Innovation team sets sights on bedbugs, overcrowding at homeless shelter
The Innovation Office earlier this month issued a set of recommendations to mitigate serious problems plaguing the 14-year-old Austin Resource Center for the Homeless at East Seventh and Neches streets.
Last week, the office’s so-called i-team briefed the Downtown Commission on the suggestions it put forth in a March 1 memo after months of research. The i-team was created last year with the help of a $1.25 million grant from Bloomberg Philanthropies, which has funded innovation teams, or i-teams, across the country to help cities improve fundamental services. Austin’s i-team set out last year to look closer into homelessness and, in the first phase of its three-year mission, operations at the ARCH.
Since September, the team has interviewed users and examined the daily procedures at the shelter owned by the city but operated by local nonprofit Front Steps, whose contract is up for review this September. Last year, City Council passed a resolution directing Austin Public Health – the agency in charge of procurement in this case – to reconsider the scope of the work outlined in the contract. To that end, the resolution commissioned the advice of the i-team as well as the National Alliance to End Homelessness.
“We welcome that conversation,” Front Steps Executive Director Greg McCormack told the Austin Monitor on Monday.
Taylor Cook of the i-team told the Monitor that Front Steps has done a “tremendous job” managing the ARCH ever since it opened. However, she added, “We as a city have probably asked them to take on more than is realistic.”
Originally designed for a 100-bed capacity, the ARCH now routinely sleeps 200 men each night, while also taking in scores more to sleep during the daytime. That crush of humanity has taken a toll on the building’s plumbing system, attracted crime to the streets outside, and led to an unfortunate infestation of bedbugs.
“It’s difficult to convince people to go there and sleep on a mat or take on a bunk if they know they might be getting bedbugs,” Cook told the commission last week. “And also we’ve heard that it’s been an issue for staff sometimes too.”
The recommendations call for the eradication of the bugs and maintenance of plumbing and other issues in order to set a quality baseline before any new contract is signed. Further, the i-team suggests separating maintenance services into a separate contract altogether. As for issues outside, the i-team recommends that Front Steps or its replacement “should continue to do outreach outside the ARCH and work with the City and (the Austin Police Department) to have a clear plan and responsibilities to respond to security issues.”
Borrowing a term of the corporate boardroom, the i-team further calls for the new contract to include provisions to “rightsize” the ARCH by reducing its nightly capacity to the original 100 beds while also doing away completely with the day-sleeping program.
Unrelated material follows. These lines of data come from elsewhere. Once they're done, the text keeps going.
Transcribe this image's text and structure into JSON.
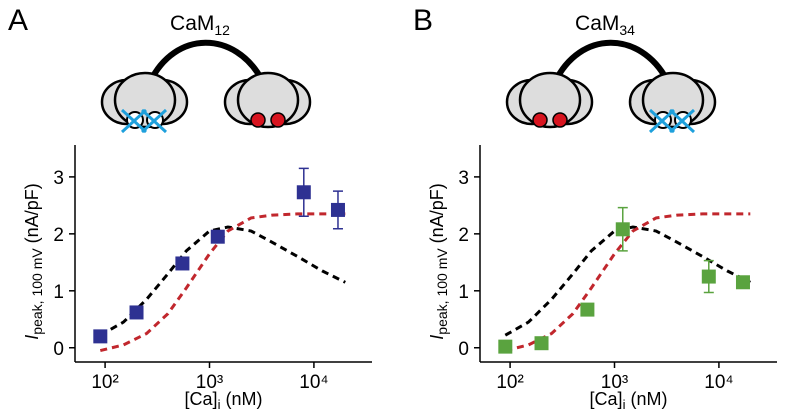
{
  "chart_data": [
    {
      "type": "scatter",
      "panel": "A",
      "title": "CaM",
      "title_subscript": "12",
      "ylabel": {
        "main": "I",
        "subscript": "peak, 100 mV",
        "unit": "(nA/pF)"
      },
      "xlabel": {
        "main": "[Ca]",
        "subscript": "i",
        "unit": "(nM)"
      },
      "xscale": "log",
      "xlim": [
        51.5,
        36000
      ],
      "ylim": [
        -0.25,
        3.56
      ],
      "xticks": [
        {
          "value": 100,
          "label": "10²"
        },
        {
          "value": 1000,
          "label": "10³"
        },
        {
          "value": 10000,
          "label": "10⁴"
        }
      ],
      "yticks": [
        0,
        1,
        2,
        3
      ],
      "series": [
        {
          "style": "markers",
          "color": "#2e3192",
          "x": [
            90,
            200,
            550,
            1200,
            8000,
            17000
          ],
          "values": [
            0.2,
            0.62,
            1.48,
            1.95,
            2.73,
            2.42
          ],
          "errors": [
            null,
            null,
            null,
            null,
            0.42,
            0.33
          ]
        },
        {
          "style": "dashed",
          "color": "#000000",
          "x": [
            90,
            150,
            250,
            400,
            600,
            1000,
            1500,
            2500,
            4000,
            7000,
            12000,
            20000
          ],
          "values": [
            0.22,
            0.45,
            0.85,
            1.3,
            1.7,
            2.05,
            2.12,
            2.05,
            1.85,
            1.6,
            1.35,
            1.15
          ]
        },
        {
          "style": "dashed",
          "color": "#c1272d",
          "x": [
            90,
            150,
            250,
            400,
            600,
            1000,
            1500,
            2500,
            4000,
            7000,
            20000
          ],
          "values": [
            -0.05,
            0.05,
            0.25,
            0.6,
            1.05,
            1.65,
            2.05,
            2.28,
            2.33,
            2.35,
            2.35
          ]
        }
      ]
    },
    {
      "type": "scatter",
      "panel": "B",
      "title": "CaM",
      "title_subscript": "34",
      "ylabel": {
        "main": "I",
        "subscript": "peak, 100 mV",
        "unit": "(nA/pF)"
      },
      "xlabel": {
        "main": "[Ca]",
        "subscript": "i",
        "unit": "(nM)"
      },
      "xscale": "log",
      "xlim": [
        51.5,
        36000
      ],
      "ylim": [
        -0.25,
        3.56
      ],
      "xticks": [
        {
          "value": 100,
          "label": "10²"
        },
        {
          "value": 1000,
          "label": "10³"
        },
        {
          "value": 10000,
          "label": "10⁴"
        }
      ],
      "yticks": [
        0,
        1,
        2,
        3
      ],
      "series": [
        {
          "style": "markers",
          "color": "#5aa33f",
          "x": [
            90,
            200,
            550,
            1200,
            8000,
            17000
          ],
          "values": [
            0.02,
            0.08,
            0.67,
            2.08,
            1.25,
            1.15
          ],
          "errors": [
            null,
            null,
            null,
            0.38,
            0.28,
            null
          ]
        },
        {
          "style": "dashed",
          "color": "#000000",
          "x": [
            90,
            150,
            250,
            400,
            600,
            1000,
            1500,
            2500,
            4000,
            7000,
            12000,
            20000
          ],
          "values": [
            0.22,
            0.45,
            0.85,
            1.3,
            1.7,
            2.05,
            2.12,
            2.05,
            1.85,
            1.6,
            1.35,
            1.15
          ]
        },
        {
          "style": "dashed",
          "color": "#c1272d",
          "x": [
            90,
            150,
            250,
            400,
            600,
            1000,
            1500,
            2500,
            4000,
            7000,
            20000
          ],
          "values": [
            -0.05,
            0.05,
            0.25,
            0.6,
            1.05,
            1.65,
            2.05,
            2.28,
            2.33,
            2.35,
            2.35
          ]
        }
      ]
    }
  ]
}
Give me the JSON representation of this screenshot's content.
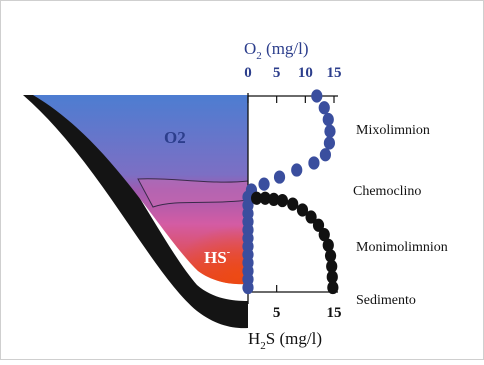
{
  "top_axis": {
    "label_main": "O",
    "label_sub": "2",
    "label_unit": " (mg/l)",
    "ticks": [
      {
        "value": 0,
        "label": "0"
      },
      {
        "value": 5,
        "label": "5"
      },
      {
        "value": 10,
        "label": "10"
      },
      {
        "value": 15,
        "label": "15"
      }
    ],
    "range": [
      0,
      15
    ]
  },
  "bottom_axis": {
    "label_main": "H",
    "label_sub": "2",
    "label_unit": "S (mg/l)",
    "ticks": [
      {
        "value": 5,
        "label": "5"
      },
      {
        "value": 15,
        "label": "15"
      }
    ],
    "range": [
      0,
      15
    ]
  },
  "layers": [
    {
      "id": "mixolimnion",
      "label": "Mixolimnion"
    },
    {
      "id": "chemocline",
      "label": "Chemoclino"
    },
    {
      "id": "monimolimnion",
      "label": "Monimolimnion"
    },
    {
      "id": "sediment",
      "label": "Sedimento"
    }
  ],
  "lake_labels": {
    "oxygen": "O2",
    "sulfide_main": "HS",
    "sulfide_charge": "-"
  },
  "colors": {
    "o2_dots": "#3a4e9e",
    "h2s_dots": "#111111",
    "text_blue": "#2c3e8c",
    "sediment": "#141414",
    "lake_top": "#4d7dd1",
    "lake_mid": "#9e5bb0",
    "lake_chemocline": "#d35ca4",
    "lake_bottom": "#e8431a"
  },
  "chart_data": {
    "type": "scatter",
    "depth_axis": "down (surface at top, sediment at bottom)",
    "series": [
      {
        "name": "O2",
        "x_unit": "mg/l",
        "points": [
          {
            "x": 12,
            "depth": 0.0
          },
          {
            "x": 13.3,
            "depth": 0.5
          },
          {
            "x": 14.0,
            "depth": 1.0
          },
          {
            "x": 14.3,
            "depth": 1.5
          },
          {
            "x": 14.2,
            "depth": 2.0
          },
          {
            "x": 13.5,
            "depth": 2.5
          },
          {
            "x": 11.5,
            "depth": 2.85
          },
          {
            "x": 8.5,
            "depth": 3.15
          },
          {
            "x": 5.5,
            "depth": 3.45
          },
          {
            "x": 2.8,
            "depth": 3.75
          },
          {
            "x": 0.6,
            "depth": 4.0
          },
          {
            "x": 0,
            "depth": 4.3
          },
          {
            "x": 0,
            "depth": 4.65
          },
          {
            "x": 0,
            "depth": 5.0
          },
          {
            "x": 0,
            "depth": 5.35
          },
          {
            "x": 0,
            "depth": 5.7
          },
          {
            "x": 0,
            "depth": 6.05
          },
          {
            "x": 0,
            "depth": 6.4
          },
          {
            "x": 0,
            "depth": 6.75
          },
          {
            "x": 0,
            "depth": 7.1
          },
          {
            "x": 0,
            "depth": 7.45
          },
          {
            "x": 0,
            "depth": 7.8
          },
          {
            "x": 0,
            "depth": 8.15
          }
        ]
      },
      {
        "name": "H2S",
        "x_unit": "mg/l",
        "points": [
          {
            "x": 1.5,
            "depth": 4.35
          },
          {
            "x": 3.0,
            "depth": 4.35
          },
          {
            "x": 4.5,
            "depth": 4.4
          },
          {
            "x": 6.0,
            "depth": 4.45
          },
          {
            "x": 7.8,
            "depth": 4.6
          },
          {
            "x": 9.5,
            "depth": 4.85
          },
          {
            "x": 11.0,
            "depth": 5.15
          },
          {
            "x": 12.3,
            "depth": 5.5
          },
          {
            "x": 13.3,
            "depth": 5.9
          },
          {
            "x": 14.0,
            "depth": 6.35
          },
          {
            "x": 14.4,
            "depth": 6.8
          },
          {
            "x": 14.6,
            "depth": 7.25
          },
          {
            "x": 14.7,
            "depth": 7.7
          },
          {
            "x": 14.8,
            "depth": 8.15
          }
        ]
      }
    ]
  }
}
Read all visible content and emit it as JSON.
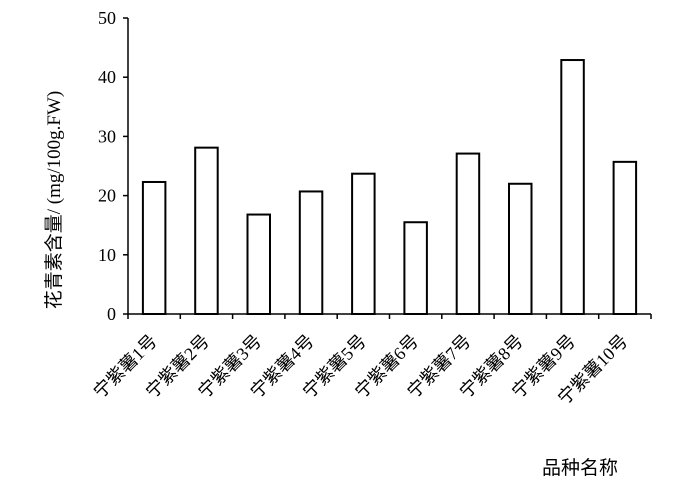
{
  "chart_data": {
    "type": "bar",
    "categories": [
      "宁紫薯1号",
      "宁紫薯2号",
      "宁紫薯3号",
      "宁紫薯4号",
      "宁紫薯5号",
      "宁紫薯6号",
      "宁紫薯7号",
      "宁紫薯8号",
      "宁紫薯9号",
      "宁紫薯10号"
    ],
    "values": [
      22.3,
      28.1,
      16.8,
      20.7,
      23.7,
      15.5,
      27.1,
      22.0,
      42.9,
      25.7
    ],
    "ylabel": "花青素含量/ (mg/100g.FW)",
    "xlabel": "品种名称",
    "ylim": [
      0,
      50
    ],
    "yticks": [
      0,
      10,
      20,
      30,
      40,
      50
    ],
    "grid": false,
    "bar_fill": "#ffffff",
    "bar_stroke": "#000000"
  }
}
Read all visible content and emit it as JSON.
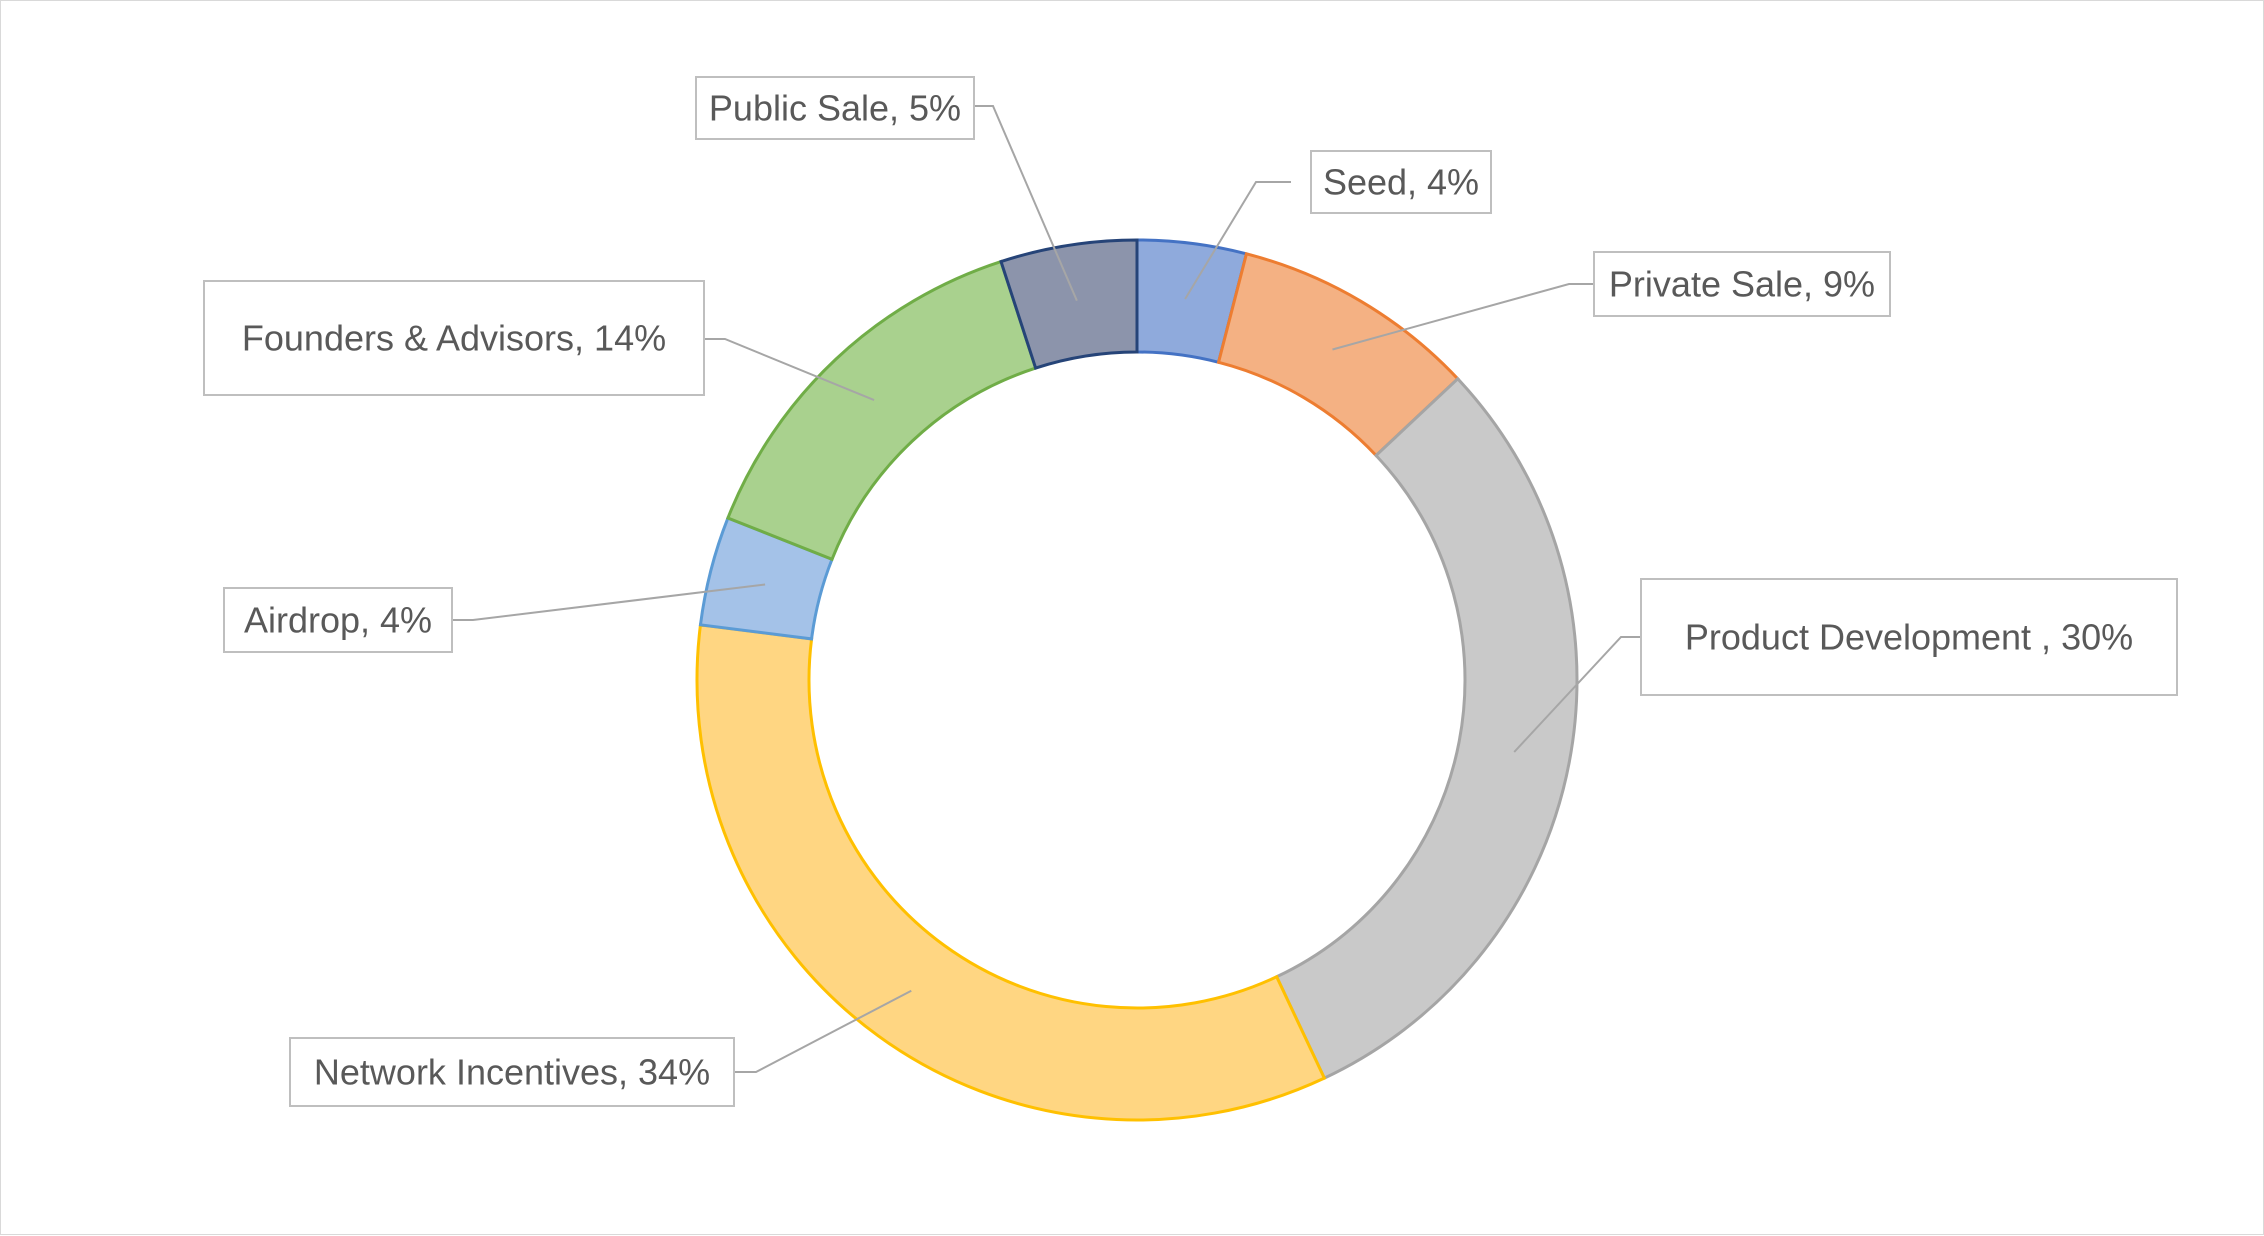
{
  "chart_data": {
    "type": "pie",
    "variant": "doughnut",
    "title": "",
    "legend": "none",
    "slices": [
      {
        "label": "Seed",
        "value": 4,
        "data_label": "Seed, 4%",
        "fill": "#8faadc",
        "stroke": "#4472c4"
      },
      {
        "label": "Private Sale",
        "value": 9,
        "data_label": "Private Sale, 9%",
        "fill": "#f4b183",
        "stroke": "#ed7d31"
      },
      {
        "label": "Product Development ",
        "value": 30,
        "data_label": "Product Development , 30%",
        "fill": "#c9c9c9",
        "stroke": "#a5a5a5"
      },
      {
        "label": "Network Incentives",
        "value": 34,
        "data_label": "Network Incentives, 34%",
        "fill": "#ffd682",
        "stroke": "#ffc000"
      },
      {
        "label": "Airdrop",
        "value": 4,
        "data_label": "Airdrop, 4%",
        "fill": "#a4c2e8",
        "stroke": "#5b9bd5"
      },
      {
        "label": "Founders & Advisors",
        "value": 14,
        "data_label": "Founders & Advisors, 14%",
        "fill": "#a9d18e",
        "stroke": "#70ad47"
      },
      {
        "label": "Public Sale",
        "value": 5,
        "data_label": "Public Sale, 5%",
        "fill": "#8c94ab",
        "stroke": "#264478"
      }
    ]
  }
}
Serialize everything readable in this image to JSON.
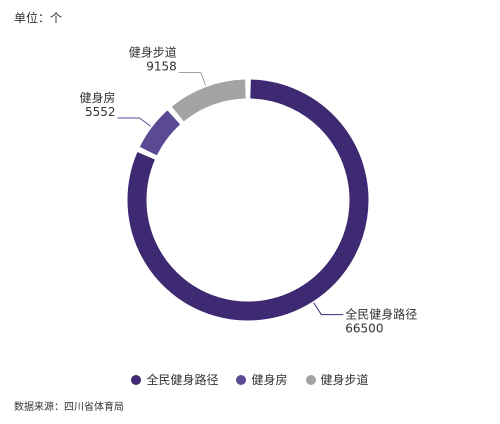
{
  "unit_label": "单位：个",
  "source_label": "数据来源：四川省体育局",
  "chart_data": {
    "type": "pie",
    "style": "donut",
    "legend_position": "bottom",
    "series": [
      {
        "name": "全民健身路径",
        "value": 66500,
        "color": "#3e2a72"
      },
      {
        "name": "健身房",
        "value": 5552,
        "color": "#5a4a94"
      },
      {
        "name": "健身步道",
        "value": 9158,
        "color": "#a3a3a3"
      }
    ]
  }
}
Freeing up capacity in the building during normal working hours would allow Front Steps or its replacement to take on another i-team recommendation that it help shelter users navigate the various resources offered by the city, other governments, and charity organizations, some of which are co-located inside the ARCH.
To mitigate for scores of people who would not be allowed sleep inside the building should the rightsizing take place, the i-team envisions the city first initiating a search for other organizations interested in filling the gap.
That would involve issuing a formal request for information prior to the solicitation of the new ARCH contract, according to the i-team’s March 1 memo.
“After receiving new information, we might either modify the scope of work for the ARCH or offer a reverse pitch-style competition, where we offer seed money for the development of novel concepts, much like Bloomberg Philanthropies has done for the City,” the memo states.
Responding to Cook’s presentation last week, Commissioner Jennifer Bristol said she was “appalled” by the conditions at the ARCH.
“The only thing you ever hear in the news or covered in the media is the K2 problem and the drug problems that surround in that area, or interactions that happen between citizens on Red River and maybe homeless persons down there,” she said.
Comparing the issue to traffic engineering, Commissioner David Gomez noted that the general public usually does not blanch at the notion of building expensive bridges.
“But we’re talking about the ARCH being a bridge for individuals to go from homelessness to housing and yet no one is willing to invest anywhere close to the amount of money as a piece of concrete and metal,” he said. “And this is about human lives and hope, and I would hope that we begin to change people’s ideas about who these people are and what they deserve.”
Following Gomez’s remarks, the commission voted unanimously to endorse the i-team’s recommendations.